Its penchant for complete darkness means that, up until now, virtually nothing has been documented about its reproductive processes, and knowledge about how to conserve the species through its development is relatively limited.
But the waters of the Pivka River that flow through the karst cave aquarium have proven a suitable nursery for an estimated 4,000 olms, and infrared technology has opened up the world of the enigmatic salamander for the first time.
On Monday (30 May) at 10.48am, four months after the aquarium’s female olms excited scientists by laying eggs in captivity, the long-awaited hatching took place, caught on infrared camera and shared with the public via a live feed. On Friday 3 June, a second baby was hatched.
Dr. Lilijana Bizjak Mali, from the Biotechnical Faculty at the University of Ljubljana, said: ‘The significance is not that it is the first time that proteus has laid eggs in captivity, but that this happened in a large exhibition aquarium in a major world-renowned tourist cave, and that it was successful.’
The rare footage shows the olm larva easily breaking free of its jelly-like capsule, before swimming energetically and settling on the aquarium floor.
Dr. Mali and Dr. Stanley K. Sessions from Hartwick College, New York, had previously never seen proteus embryos, and found crucial differences to the development of other amphibians when studying them under a microscope.
Dr. Stanley said: ‘While vulnerable to fungus, proteus embryos are quite resilient and not as sensitive to noise, light and other disturbances as previously believed. However, it is paramount that they are kept in a clean environment. One of the important developmental traits of proteus is that hind limb development is delayed in relation to the forelimb. We think this may explain the reduction in number of fingers and toes.’
Their research highlighted a unique chromosomal translocation in the proteus that explains why high numbers of them display testis-ova or hermaphroditism.

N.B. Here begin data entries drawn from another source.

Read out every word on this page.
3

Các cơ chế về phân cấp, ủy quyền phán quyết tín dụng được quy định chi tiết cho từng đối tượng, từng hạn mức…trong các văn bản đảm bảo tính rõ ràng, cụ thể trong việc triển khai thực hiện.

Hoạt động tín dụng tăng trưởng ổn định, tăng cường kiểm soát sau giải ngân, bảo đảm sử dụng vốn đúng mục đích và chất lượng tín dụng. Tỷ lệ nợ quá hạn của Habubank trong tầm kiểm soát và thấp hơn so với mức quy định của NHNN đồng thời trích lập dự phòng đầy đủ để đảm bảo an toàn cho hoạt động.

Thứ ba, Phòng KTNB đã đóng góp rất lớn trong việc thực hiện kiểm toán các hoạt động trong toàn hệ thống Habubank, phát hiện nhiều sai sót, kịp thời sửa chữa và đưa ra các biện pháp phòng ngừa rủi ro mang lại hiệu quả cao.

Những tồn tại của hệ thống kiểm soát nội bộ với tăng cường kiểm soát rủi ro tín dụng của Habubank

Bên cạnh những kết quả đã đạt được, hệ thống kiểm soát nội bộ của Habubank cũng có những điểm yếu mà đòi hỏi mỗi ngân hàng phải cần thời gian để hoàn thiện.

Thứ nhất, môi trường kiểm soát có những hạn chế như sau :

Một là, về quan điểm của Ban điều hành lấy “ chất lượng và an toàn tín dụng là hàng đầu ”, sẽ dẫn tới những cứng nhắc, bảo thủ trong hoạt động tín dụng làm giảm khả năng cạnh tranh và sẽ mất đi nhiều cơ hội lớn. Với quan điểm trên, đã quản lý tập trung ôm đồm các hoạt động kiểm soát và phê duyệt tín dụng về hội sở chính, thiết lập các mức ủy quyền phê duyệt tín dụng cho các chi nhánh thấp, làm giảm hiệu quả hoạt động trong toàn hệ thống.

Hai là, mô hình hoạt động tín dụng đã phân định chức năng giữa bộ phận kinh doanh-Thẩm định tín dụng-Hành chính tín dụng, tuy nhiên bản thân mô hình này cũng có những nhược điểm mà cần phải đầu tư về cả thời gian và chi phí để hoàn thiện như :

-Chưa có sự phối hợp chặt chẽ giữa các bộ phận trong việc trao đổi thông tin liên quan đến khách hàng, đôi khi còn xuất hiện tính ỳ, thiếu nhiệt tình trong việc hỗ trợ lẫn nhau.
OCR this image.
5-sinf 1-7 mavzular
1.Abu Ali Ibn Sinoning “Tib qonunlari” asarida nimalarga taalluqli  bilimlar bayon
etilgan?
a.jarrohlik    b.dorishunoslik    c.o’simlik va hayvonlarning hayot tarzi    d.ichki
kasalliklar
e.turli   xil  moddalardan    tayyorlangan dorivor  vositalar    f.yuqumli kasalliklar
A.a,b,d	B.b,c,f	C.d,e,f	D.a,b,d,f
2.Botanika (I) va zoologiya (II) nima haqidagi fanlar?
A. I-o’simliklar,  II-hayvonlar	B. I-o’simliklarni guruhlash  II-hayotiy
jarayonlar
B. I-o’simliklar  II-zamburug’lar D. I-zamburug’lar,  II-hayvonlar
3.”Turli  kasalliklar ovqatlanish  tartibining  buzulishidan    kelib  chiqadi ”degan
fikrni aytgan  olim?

With this new data, scientists at the Postojna Cave hope to develop a breeding programme to further understand other genetic adaptations within the cave-dwelling species, such as its elongated snout and unseeing eyes.
It is hoped that the hatching will increase awareness about the environmental issues affecting wild proteus, such as pollution and habitat destruction.
Saso Weldt, a biologist at the Postojna Cave, said: ‘This is one more stone in resolving the puzzle of olm reproduction in nature. Perhaps, in the future, it will be possible to find eggs and young larvae of olms in nature. So far, nobody has ever seen proteus laying eggs or hatching larvae in nature.’